Large language models (LLMs) are evaluated for calibration using metrics such as Expected Calibration Error that conflate two distinct components: the model's ability to discriminate correct from incorrect answers (sensitivity) and its tendency toward confident or cautious responding (bias). Signal Detection Theory (SDT) decomposes these components. While SDT-derived metrics such as AUROC are increasingly used, the full parametric framework - unequal-variance model fitting, criterion estimation, z-ROC analysis - has not been applied to LLMs as signal detectors. In this pre-registered study, we treat three LLMs as observers performing factual discrimination across 168,000 trials and test whether temperature functions as a criterion shift analogous to payoff manipulations in human psychophysics. Critically, this analogy may break down because temperature changes the generated answer itself, not only the confidence assigned to it. Our results confirm the breakdown with temperature simultaneously increasing sensitivity (AUC) and shifting criterion. All models exhibited unequal-variance evidence distributions (z-ROC slopes 0.52-0.84), with instruct models showing more extreme asymmetry (0.52-0.63) than the base model (0.77-0.87) or human recognition memory (~0.80). The SDT decomposition revealed that models occupying distinct positions in sensitivity-bias space could not be distinguished by calibration metrics alone, demonstrating that the full parametric framework provides diagnostic information unavailable from existing metrics.

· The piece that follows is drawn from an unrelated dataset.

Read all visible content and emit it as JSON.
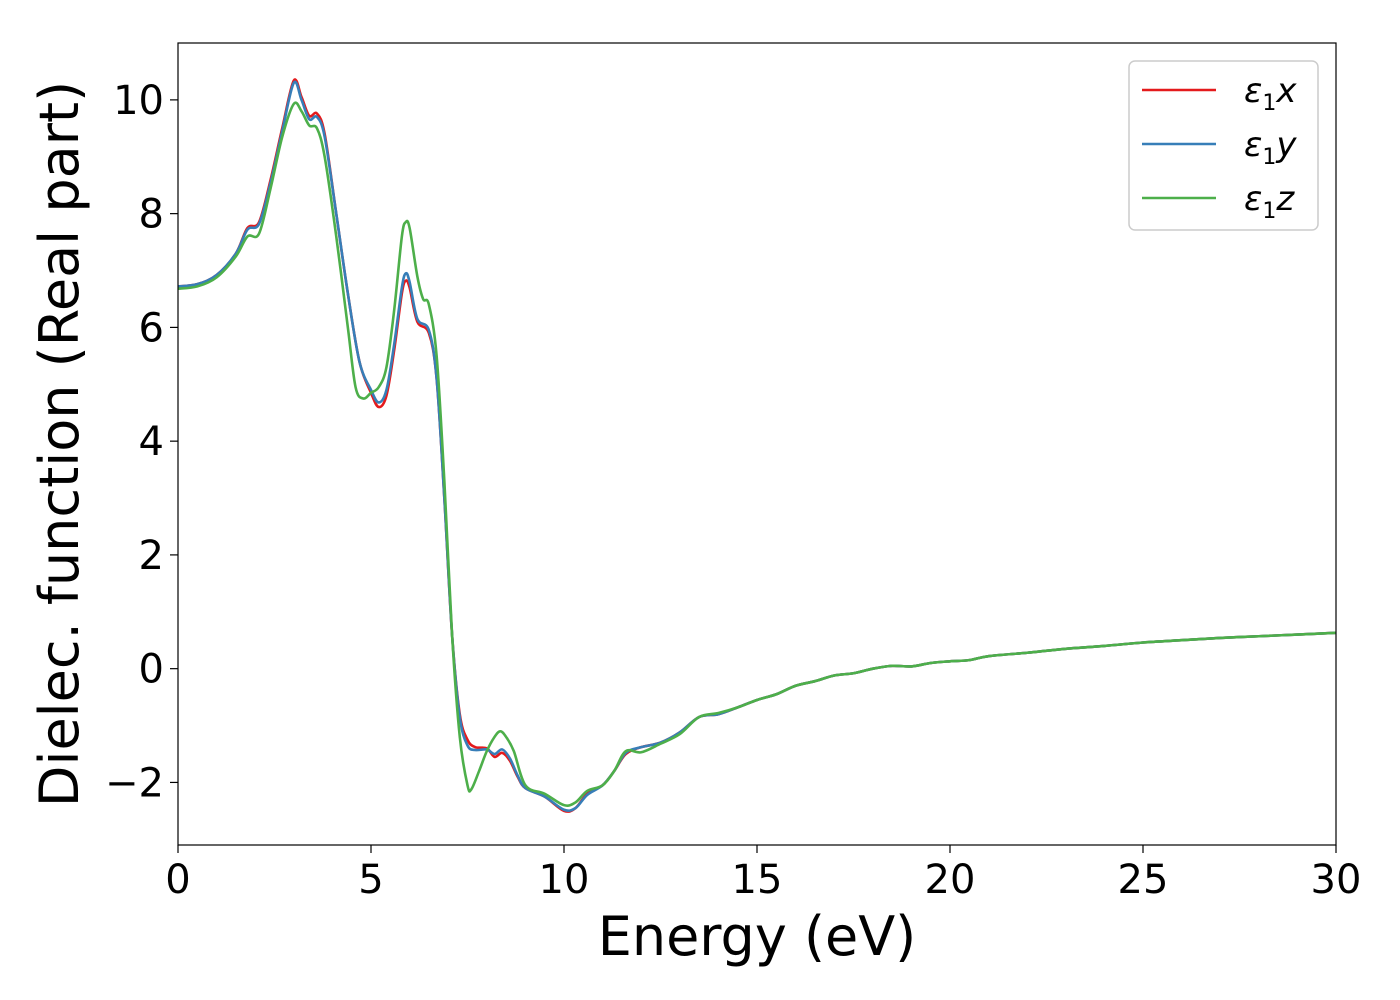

翻译：大语言模型（LLMs）的校准性能通常采用预期校准误差等指标进行评估，这些指标混淆了两个独立成分：模型区分正确答案与错误答案的能力（敏感性）及其倾向于自信或保守回答的倾向（偏差）。信号检测理论（SDT）可分解这些成分。虽然基于SDT的指标（如AUROC）应用日益广泛，但完整的参数化框架——包括不等方差模型拟合、判断标准估计、z-ROC分析——尚未被应用于作为信号检测器的LLMs。在这项预先注册的研究中，我们将三个LLMs视为执行事实判别任务的观察者，通过168,000次试验测试温度是否发挥类似人类心理物理学中奖惩操纵引发的判断标准偏移作用。关键在于，由于温度不仅改变置信度分配，还会改变生成答案本身，此类比可能失效。我们的结果证实了这种失效现象：温度在提升敏感性（AUC）的同时也改变了判断标准。所有模型均呈现不等方差的证据分布（z-ROC斜率0.52-0.84），其中指令微调模型表现出比基础模型（0.77-0.87）或人类再认记忆（约0.80）更极端的不对称性（0.52-0.63）。SDT分解表明，仅凭校准指标无法区分在敏感性-偏差空间中处于不同位置的模型，这证明完整的参数化框架能提供现有指标无法获得的诊断信息。